The phase 1 INSIGHT-005 study will further evaluate the combination of eftilagimod alpha and avelumab in patients with metastatic urothelial cancer.
The phase 1 clinical study INSIGHT-005 (NCT03252938) will evaluate the use of eftilagimod alpha (IMP321) in patients with urothelial carcinoma (mUC).1
The start of the study builds on promising clinical data previously reported in the INSIGHT-004 study in patients with multiple solid tumors administered the combination of eftilagimod alpha and avelumab (Bavencio).
“We are very pleased to extend our collaboration with Merck KGaA, Darmstadt, Germany, and Pfizer through this new study in patients with urothelial cancer, the sixth most common cancer in the United States, who require treatment options,” said Marc Voigt, Chief Executive Officer by Immutep Limited, in the press release. “INSIGHT-005 builds on the encouraging clinical efficacy and safety previously reported for the combination of [eftilagimod alpha] and avelumab in various solid cancers, including deep and durable responses in patients with little or no PD-L1 expression and in indications typically refractory to immune checkpoint therapy.”

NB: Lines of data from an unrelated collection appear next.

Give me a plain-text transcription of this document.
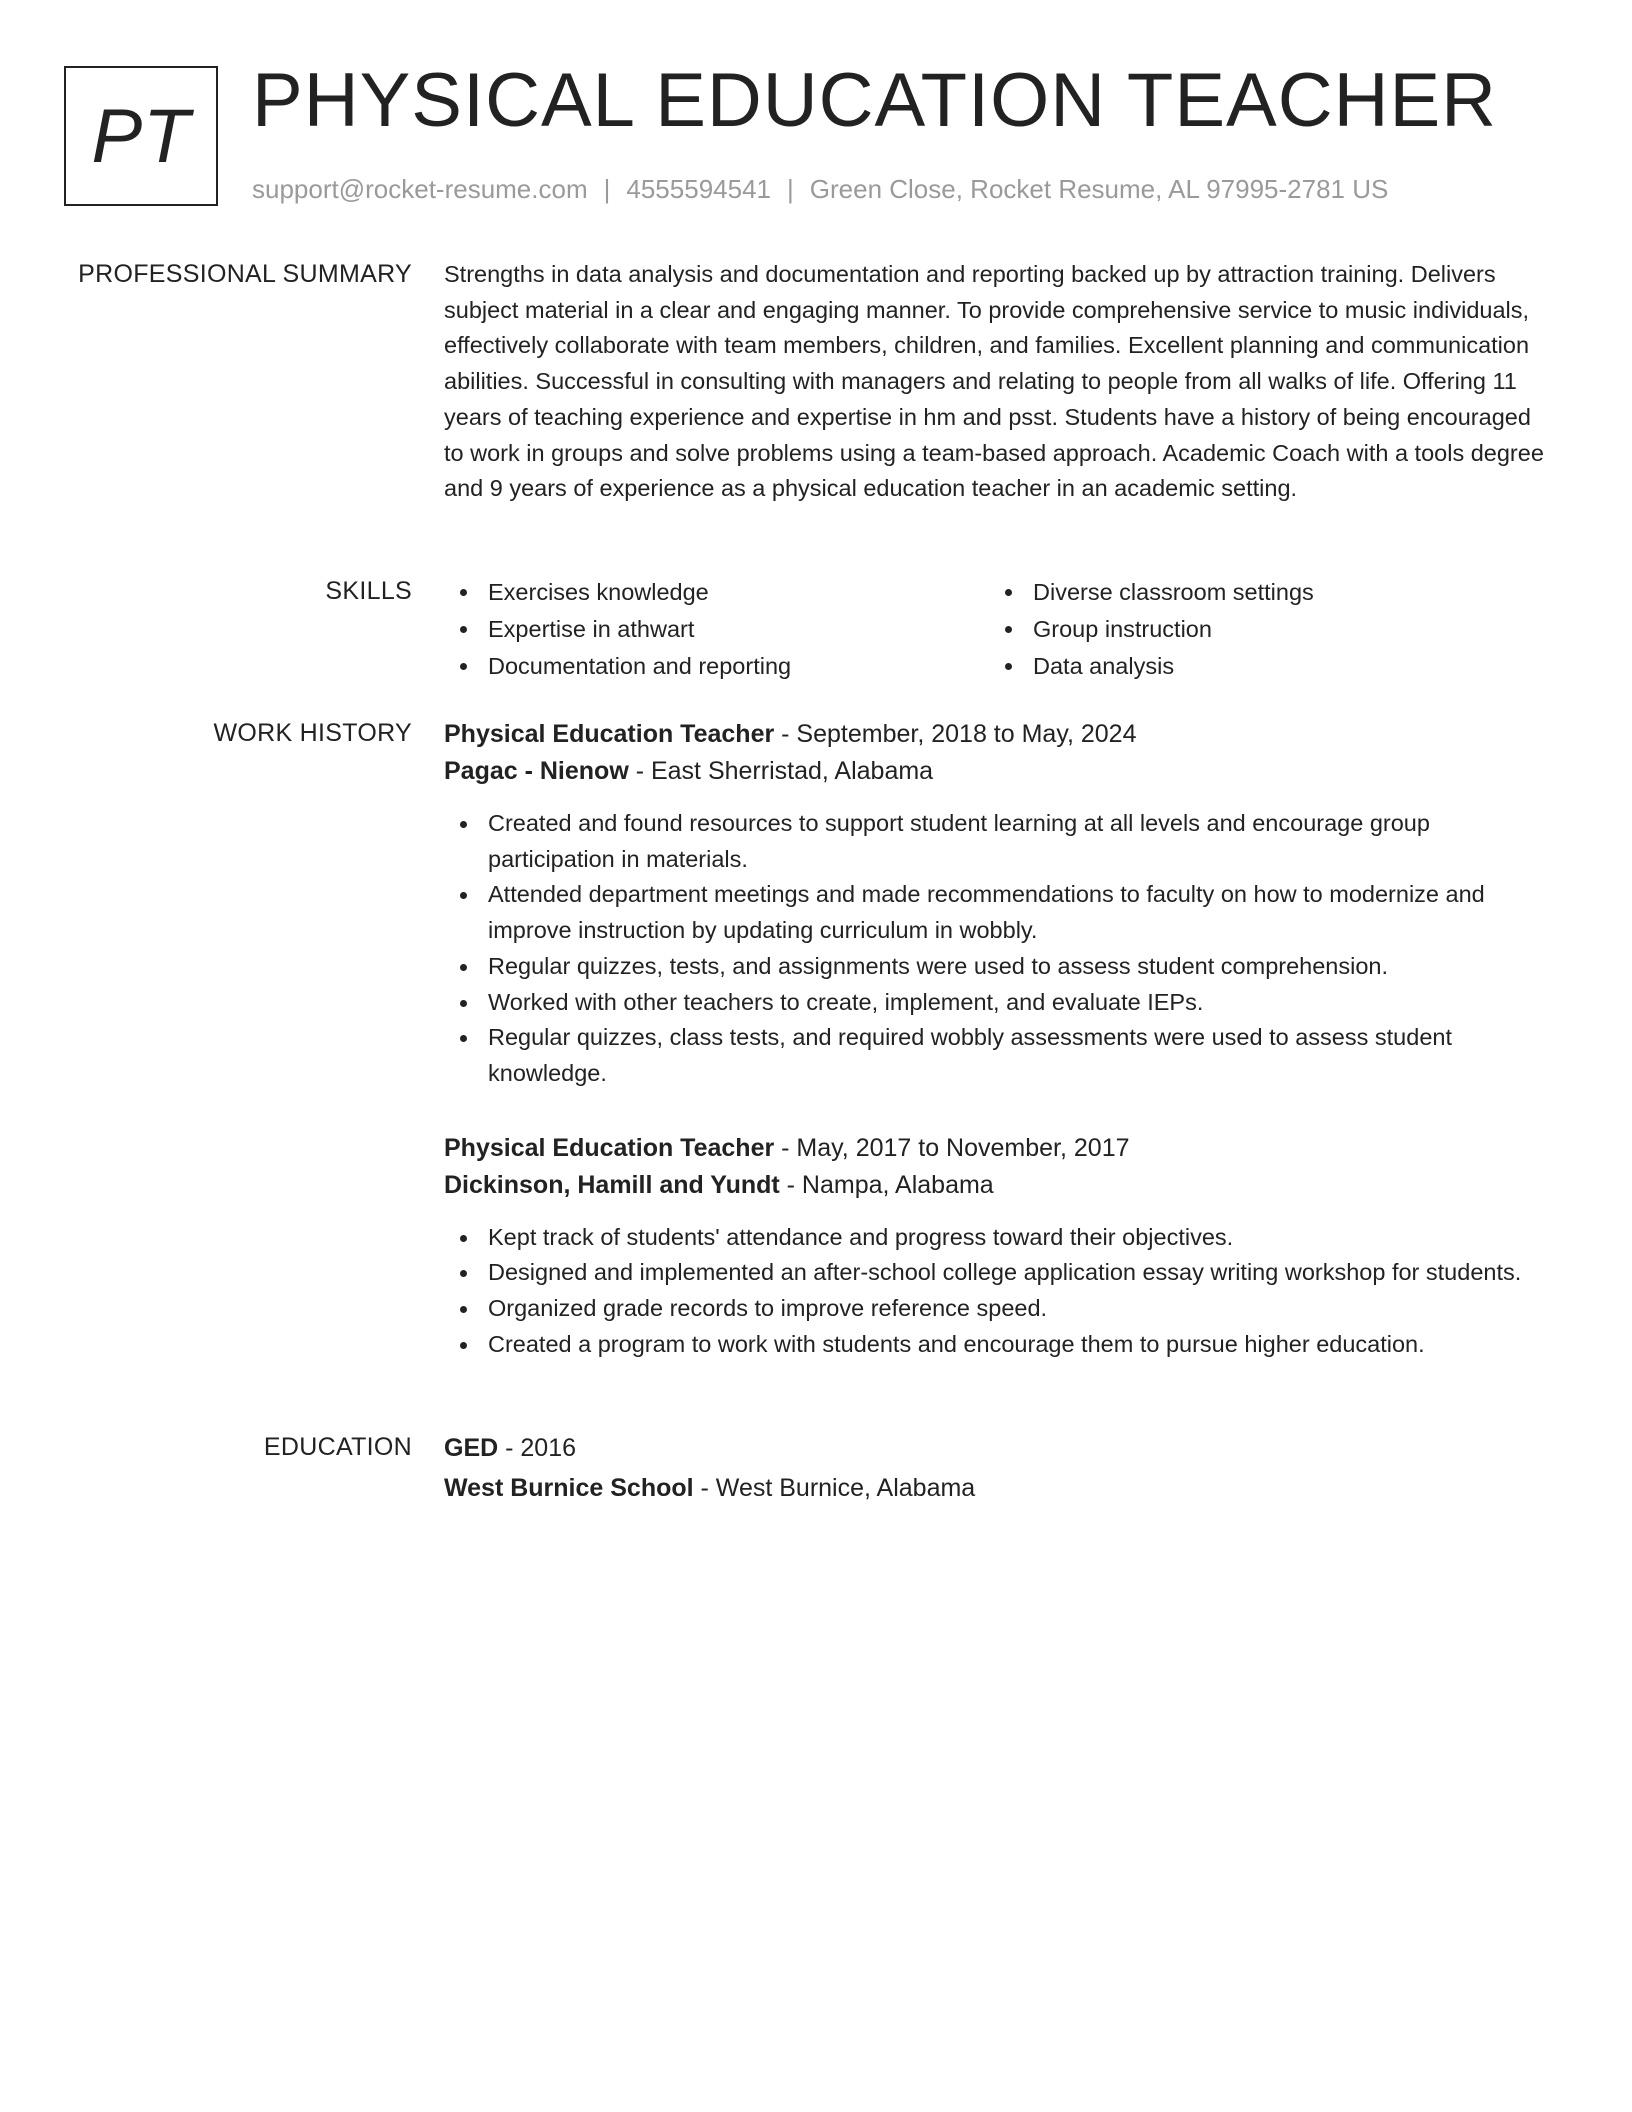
PT PHYSICAL EDUCATION TEACHER
support@rocket-resume.com | 4555594541 | Green Close, Rocket Resume, AL 97995-2781 US
PROFESSIONAL SUMMARY Strengths in data analysis and documentation and reporting backed up by attraction training. Delivers subject material in a clear and engaging manner. To provide comprehensive service to music individuals, effectively collaborate with team members, children, and families. Excellent planning and communication abilities. Successful in consulting with managers and relating to people from all walks of life. Offering 11 years of teaching experience and expertise in hm and psst. Students have a history of being encouraged to work in groups and solve problems using a team-based approach. Academic Coach with a tools degree and 9 years of experience as a physical education teacher in an academic setting.

SKILLS	Exercises knowledge
Expertise in athwart
Documentation and reporting
Diverse classroom settings
Group instruction
Data analysis
WORK HISTORY Physical Education Teacher - September, 2018 to May, 2024
Pagac - Nienow - East Sherristad, Alabama
Created and found resources to support student learning at all levels and encourage group participation in materials.
Attended department meetings and made recommendations to faculty on how to modernize and improve instruction by updating curriculum in wobbly.
Regular quizzes, tests, and assignments were used to assess student comprehension.
Worked with other teachers to create, implement, and evaluate IEPs.
Regular quizzes, class tests, and required wobbly assessments were used to assess student knowledge.
Physical Education Teacher - May, 2017 to November, 2017
Dickinson, Hamill and Yundt - Nampa, Alabama
Kept track of students' attendance and progress toward their objectives.
Designed and implemented an after-school college application essay writing workshop for students.
Organized grade records to improve reference speed.
Created a program to work with students and encourage them to pursue higher education.
EDUCATION GED - 2016
West Burnice School - West Burnice, Alabama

The INSIGHT-005 Phase 1, open-label, exploratory, investigator-initiated study is evaluating the safety and efficacy of eftilagimod alpha in combination with avelumab as a treatment option for patients with mUC. Approximately 30 patients will be enrolled in this portion of the study.2
The study is being conducted in Germany as part of the investigator-initiated INSIGHT platform investigating different combinations of eftilagimod alpha with other drugs for patients with metastatic solid tumors.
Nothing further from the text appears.